Assuming the ghost is "honest"

While Elizabethan and Jacobean audiences may have felt that ghosts are not to be trusted, the majority of the critics since then have felt just the opposite. They assume that the Ghost is the trustworthy and true spirit of the deceased king, and that Hamlet is correctly compelled to revenge his father's murder. They then concentrate on the psychological or political causes for his delay. Here are some representative statements:

Hume, himself could not but have faith in this  Ghost dramatically, let his anti-ghostism be as strong as Samson against ghosts less powerfully raised. --Samuel Taylor Coleridge, Notes on the Tragedies of Shakespeare

The narrative adds stature to the Ghost.
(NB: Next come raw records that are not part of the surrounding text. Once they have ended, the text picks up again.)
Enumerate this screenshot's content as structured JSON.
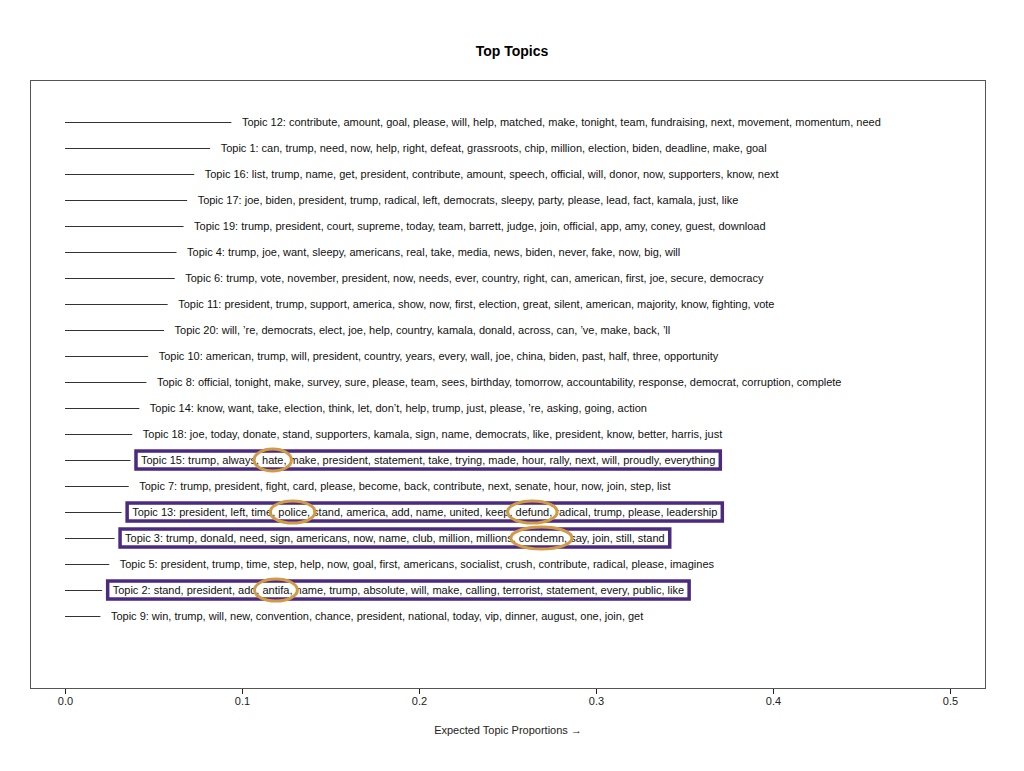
{
  "chart_data": {
    "type": "bar",
    "orientation": "horizontal",
    "title": "Top Topics",
    "xlabel": "Expected Topic Proportions",
    "categories": [
      "Topic 12: contribute, amount, goal, please, will, help, matched, make, tonight, team, fundraising, next, movement, momentum, need",
      "Topic 1: can, trump, need, now, help, right, defeat, grassroots, chip, million, election, biden, deadline, make, goal",
      "Topic 16: list, trump, name, get, president, contribute, amount, speech, official, will, donor, now, supporters, know, next",
      "Topic 17: joe, biden, president, trump, radical, left, democrats, sleepy, party, please, lead, fact, kamala, just, like",
      "Topic 19: trump, president, court, supreme, today, team, barrett, judge, join, official, app, amy, coney, guest, download",
      "Topic 4: trump, joe, want, sleepy, americans, real, take, media, news, biden, never, fake, now, big, will",
      "Topic 6: trump, vote, november, president, now, needs, ever, country, right, can, american, first, joe, secure, democracy",
      "Topic 11: president, trump, support, america, show, now, first, election, great, silent, american, majority, know, fighting, vote",
      "Topic 20: will, ’re, democrats, elect, joe, help, country, kamala, donald, across, can, ’ve, make, back, ’ll",
      "Topic 10: american, trump, will, president, country, years, every, wall, joe, china, biden, past, half, three, opportunity",
      "Topic 8: official, tonight, make, survey, sure, please, team, sees, birthday, tomorrow, accountability, response, democrat, corruption, complete",
      "Topic 14: know, want, take, election, think, let, don’t, help, trump, just, please, ’re, asking, going, action",
      "Topic 18: joe, today, donate, stand, supporters, kamala, sign, name, democrats, like, president, know, better, harris, just",
      "Topic 15: trump, always, hate, make, president, statement, take, trying, made, hour, rally, next, will, proudly, everything",
      "Topic 7: trump, president, fight, card, please, become, back, contribute, next, senate, hour, now, join, step, list",
      "Topic 13: president, left, time, police, stand, america, add, name, united, keep, defund, radical, trump, please, leadership",
      "Topic 3: trump, donald, need, sign, americans, now, name, club, million, millions, condemn, say, join, still, stand",
      "Topic 5: president, trump, time, step, help, now, goal, first, americans, socialist, crush, contribute, radical, please, imagines",
      "Topic 2: stand, president, add, antifa, name, trump, absolute, will, make, calling, terrorist, statement, every, public, like",
      "Topic 9: win, trump, will, new, convention, chance, president, national, today, vip, dinner, august, one, join, get"
    ],
    "values": [
      0.094,
      0.082,
      0.073,
      0.069,
      0.067,
      0.063,
      0.062,
      0.058,
      0.056,
      0.047,
      0.046,
      0.042,
      0.038,
      0.037,
      0.036,
      0.032,
      0.028,
      0.025,
      0.021,
      0.02
    ],
    "color": "#333333",
    "xlim": [
      0,
      0.5
    ],
    "xticks": [
      {
        "value": 0,
        "label": "0.0"
      },
      0.1,
      0.2,
      0.3,
      0.4,
      0.5
    ],
    "highlights": [
      {
        "category": "Topic 15: trump, always, hate, make, president, statement, take, trying, made, hour, rally, next, will, proudly, everything",
        "word": "hate"
      },
      {
        "category": "Topic 13: president, left, time, police, stand, america, add, name, united, keep, defund, radical, trump, please, leadership",
        "word": "police"
      },
      {
        "category": "Topic 13: president, left, time, police, stand, america, add, name, united, keep, defund, radical, trump, please, leadership",
        "word": "defund"
      },
      {
        "category": "Topic 3: trump, donald, need, sign, americans, now, name, club, million, millions, condemn, say, join, still, stand",
        "word": "condemn"
      },
      {
        "category": "Topic 2: stand, president, add, antifa, name, trump, absolute, will, make, calling, terrorist, statement, every, public, like",
        "word": "antifa"
      }
    ]
  }
}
It is the spirit not only of a King but of a renowned King we have seen. --Harley Granville-Barker, Prefaces to Shakespeare

Surely it is clear that, whatever we in the twentieth century may think about Hamlet's duty, we are meant in the play to assume that he ought to have obeyed the Ghost. --A.C.Bradley, Shakespearean Tragedy

Clearly Hamlet has had a life of its own; "independent of the intention and personality of its creator and independent also of the circumstances of the time of its creation" as Jan Kott would say. Times continue to change, however, and, strangely enough, ancient interpretations, largely at odds with the prevailing views of the nineteenth and twentieth centuries are once again exerting their appeal.